Onder mijn paraplu, in vijf lagen ingeduffeld (behalve mijn benen, die het met één laag doen) trotseer ik weer en wind. En ook al is dit nu het andere extrême van de hete temperaturen van deze zomer, ook hier geniet ik van.
Sneeuw, regen, wind en dan plots op het onverwachts een dikke mist. .. Een muur, zicht nul…ik ben genoodzaakt een halte te houden en af te wachten…gelukkig ben ik hier niet in de bergen. Wanneer je zoiets gelijkaardigs tegenkomt in de bergen is voorzichtigheid een prioriteit. Vaak worden mensen in de bergen gered niet zozeer omwille van sneeuw, wel van een dikke mist die zich aanbied hierdoor verloren lopen en hun lichaam uitputten en onderkoeld geraken.

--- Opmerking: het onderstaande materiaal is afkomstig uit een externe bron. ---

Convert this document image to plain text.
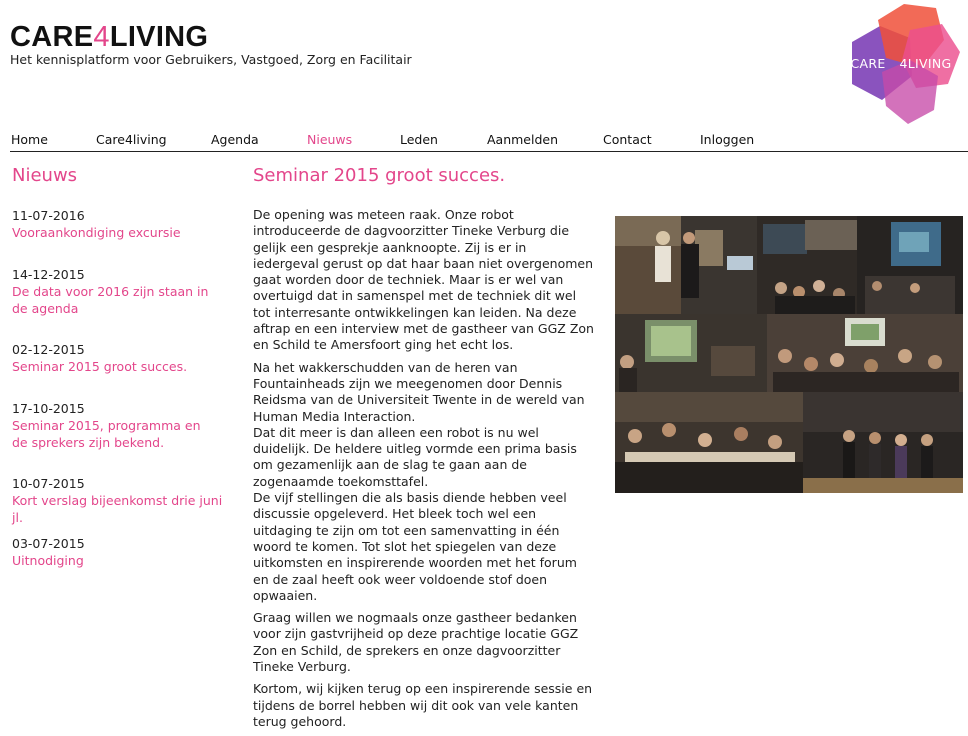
CARE4LIVING
Het kennisplatform voor Gebruikers, Vastgoed, Zorg en Facilitair	CARE 4LIVING
Home	Care4living	Agenda	Nieuws	Leden	Aanmelden	Contact	Inloggen
Nieuws
11-07-2016
Vooraankondiging excursie
14-12-2015
De data voor 2016 zijn staan in de agenda
02-12-2015
Seminar 2015 groot succes.
17-10-2015
Seminar 2015, programma en de sprekers zijn bekend.
10-07-2015
Kort verslag bijeenkomst drie juni jl.
03-07-2015
Uitnodiging
Seminar 2015 groot succes.

De opening was meteen raak. Onze robot introduceerde de dagvoorzitter Tineke Verburg die gelijk een gesprekje aanknoopte. Zij is er in iedergeval gerust op dat haar baan niet overgenomen gaat worden door de techniek. Maar is er wel van overtuigd dat in samenspel met de techniek dit wel tot interresante ontwikkelingen kan leiden. Na deze aftrap en een interview met de gastheer van GGZ Zon en Schild te Amersfoort ging het echt los.

Na het wakkerschudden van de heren van Fountainheads zijn we meegenomen door Dennis Reidsma van de Universiteit Twente in de wereld van Human Media Interaction.

Dat dit meer is dan alleen een robot is nu wel duidelijk. De heldere uitleg vormde een prima basis om gezamenlijk aan de slag te gaan aan de zogenaamde toekomsttafel.

De vijf stellingen die als basis diende hebben veel discussie opgeleverd. Het bleek toch wel een uitdaging te zijn om tot een samenvatting in één woord te komen. Tot slot het spiegelen van deze uitkomsten en inspirerende woorden met het forum en de zaal heeft ook weer voldoende stof doen opwaaien.

Graag willen we nogmaals onze gastheer bedanken voor zijn gastvrijheid op deze prachtige locatie GGZ Zon en Schild, de sprekers en onze dagvoorzitter Tineke Verburg.

Kortom, wij kijken terug op een inspirerende sessie en tijdens de borrel hebben wij dit ook van vele kanten terug gehoord.
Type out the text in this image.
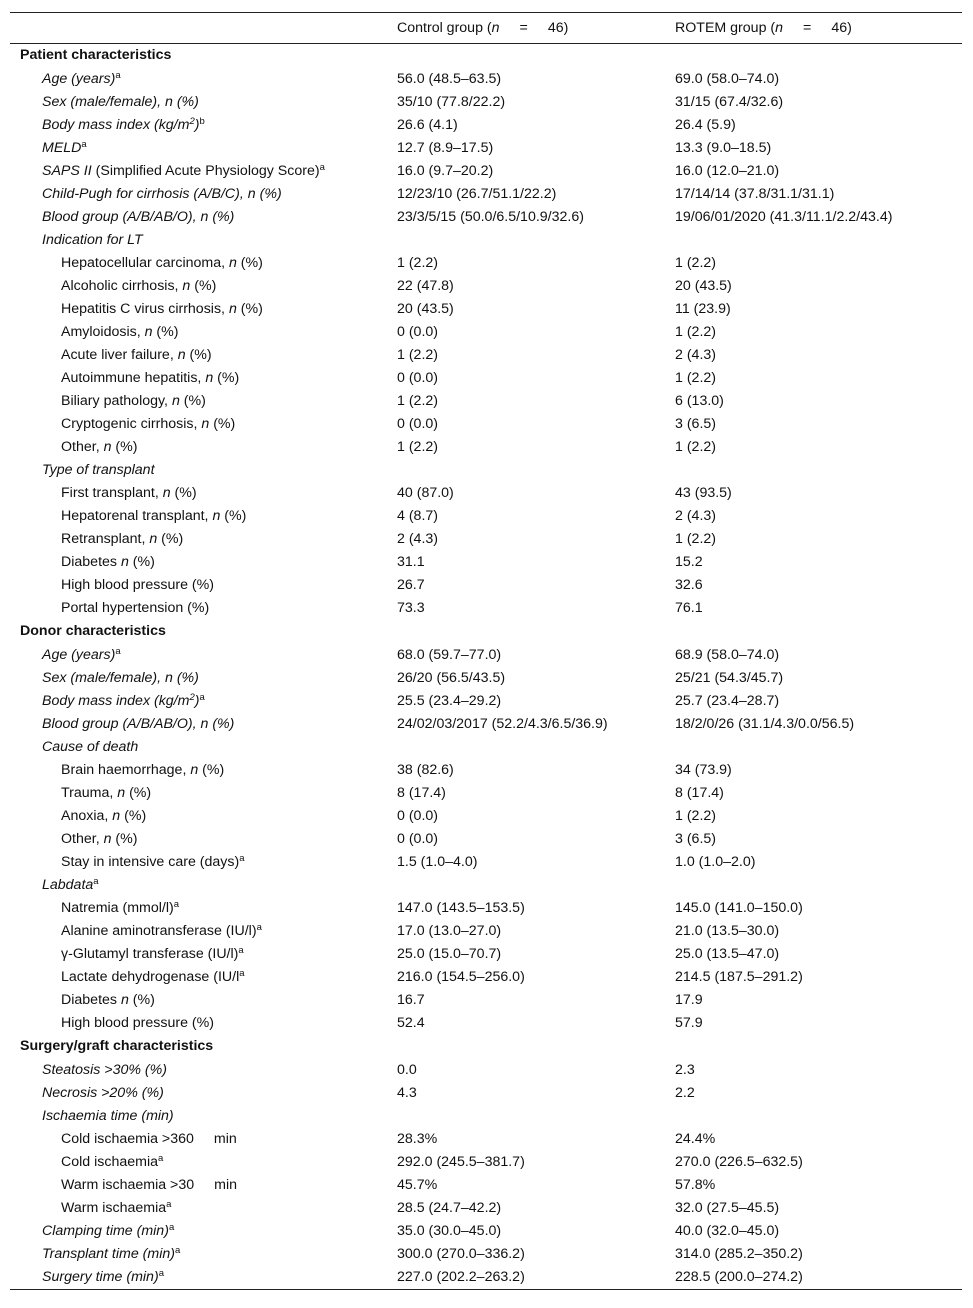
	Control group (n = 46)	ROTEM group (n = 46)
Patient characteristics		
Age (years)$^a$	56.0 (48.5–63.5)	69.0 (58.0–74.0)
Sex (male/female), n (%)	35/10 (77.8/22.2)	31/15 (67.4/32.6)
Body mass index $(kg/m^2)^b$	26.6 (4.1)	26.4 (5.9)
MELD$^a$	12.7 (8.9–17.5)	13.3 (9.0–18.5)
SAPS II (Simplified Acute Physiology Score)$^a$	16.0 (9.7–20.2)	16.0 (12.0–21.0)
Child-Pugh for cirrhosis (A/B/C), n (%)	12/23/10 (26.7/51.1/22.2)	17/14/14 (37.8/31.1/31.1)
Blood group (A/B/AB/O), n (%)	23/3/5/15 (50.0/6.5/10.9/32.6)	19/06/01/2020 (41.3/11.1/2.2/43.4)
Indication for LT		
Hepatocellular carcinoma, n (%)	1 (2.2)	1 (2.2)
Alcoholic cirrhosis, n (%)	22 (47.8)	20 (43.5)
Hepatitis C virus cirrhosis, n (%)	20 (43.5)	11 (23.9)
Amyloidosis, n (%)	0 (0.0)	1 (2.2)
Acute liver failure, n (%)	1 (2.2)	2 (4.3)
Autoimmune hepatitis, n (%)	0 (0.0)	1 (2.2)
Biliary pathology, n (%)	1 (2.2)	6 (13.0)
Cryptogenic cirrhosis, n (%)	0 (0.0)	3 (6.5)
Other, n (%)	1 (2.2)	1 (2.2)
Type of transplant		
First transplant, n (%)	40 (87.0)	43 (93.5)
Hepatorenal transplant, n (%)	4 (8.7)	2 (4.3)
Retransplant, n (%)	2 (4.3)	1 (2.2)
Diabetes n (%)	31.1	15.2
High blood pressure (%)	26.7	32.6
Portal hypertension (%)	73.3	76.1
Donor characteristics		
Age (years)$^a$	68.0 (59.7–77.0)	68.9 (58.0–74.0)
Sex (male/female), n (%)	26/20 (56.5/43.5)	25/21 (54.3/45.7)
Body mass index $(kg/m^2)^a$	25.5 (23.4–29.2)	25.7 (23.4–28.7)
Blood group (A/B/AB/O), n (%)	24/02/03/2017 (52.2/4.3/6.5/36.9)	18/2/0/26 (31.1/4.3/0.0/56.5)
Cause of death		
Brain haemorrhage, n (%)	38 (82.6)	34 (73.9)
Trauma, n (%)	8 (17.4)	8 (17.4)
Anoxia, n (%)	0 (0.0)	1 (2.2)
Other, n (%)	0 (0.0)	3 (6.5)
Stay in intensive care (days)$^a$	1.5 (1.0–4.0)	1.0 (1.0–2.0)
Labdata$^a$		
Natremia (mmol/l)$^a$	147.0 (143.5–153.5)	145.0 (141.0–150.0)
Alanine aminotransferase $(IU/l)^a$	17.0 (13.0–27.0)	21.0 (13.5–30.0)
γ-Glutamyl transferase $(IU/l)^a$	25.0 (15.0–70.7)	25.0 (13.5–47.0)
Lactate dehydrogenase ($IU/l^a$	216.0 (154.5–256.0)	214.5 (187.5–291.2)
Diabetes n (%)	16.7	17.9
High blood pressure (%)	52.4	57.9
Surgery/graft characteristics		
Steatosis >30% (%)	0.0	2.3
Necrosis >20% (%)	4.3	2.2
Ischaemia time (min)		
Cold ischaemia >360 min	28.3%	24.4%
Cold ischaemia$^a$	292.0 (245.5–381.7)	270.0 (226.5–632.5)
Warm ischaemia >30 min	45.7%	57.8%
Warm ischaemia$^a$	28.5 (24.7–42.2)	32.0 (27.5–45.5)
Clamping time $(\min)^a$	35.0 (30.0–45.0)	40.0 (32.0–45.0)
Transplant time $(\min)^a$	300.0 (270.0–336.2)	314.0 (285.2–350.2)
Surgery time $(\min)^a$	227.0 (202.2–263.2)	228.5 (200.0–274.2)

Ik dank de pelgrim die haar jeansbroek achterliet in de verzameltrom van Vézelay. Dit zorgde ervoor dat ik een wat dikkere broek aanheb, die nu kletsnat is geworden.
In het pottenbakkers dorp Saint-Armand-en- Puisaye neem ik een pauze. De tijd van me wat op te warmen. Mijn voeten… super droog. Of ik vandaag nog voorstander ben van trekkingschoenen, neen. De vrijheid die ik in mijn trailschoenen mag voelen is niet te vinden in trekkingschoenen. En hoewel ik mijn voeten nog nooit heb omgeslaan deed ik dit wel met bottines.
De takken van de bomen hebben het zwaar te verduren. Door de lange droogte, het nog teveel aan bladeren zorgde de sneeuw ervoor dat velen zijn gesneuveld onder het gewicht.
Een pad met hindernissen. Het pad van Jean Carriès een sculpteur pottenbakker. Ondertussen is mijn broek door de warmte van mijn lichaam aan het opdrogen.
Gans de dag voel ik dat er veel volk is om meheen. Het voelen van entiteiten en
met hen in contact komen is versterkt sedert Vézelay en voelt ook niet meer zo vreemd. Ik verwelkom… ze zijn deel geworden van mijn leven.
De vroege avond… zon. De sneeuw is verdwenen en geniet ik verder van wat deze dag me bracht.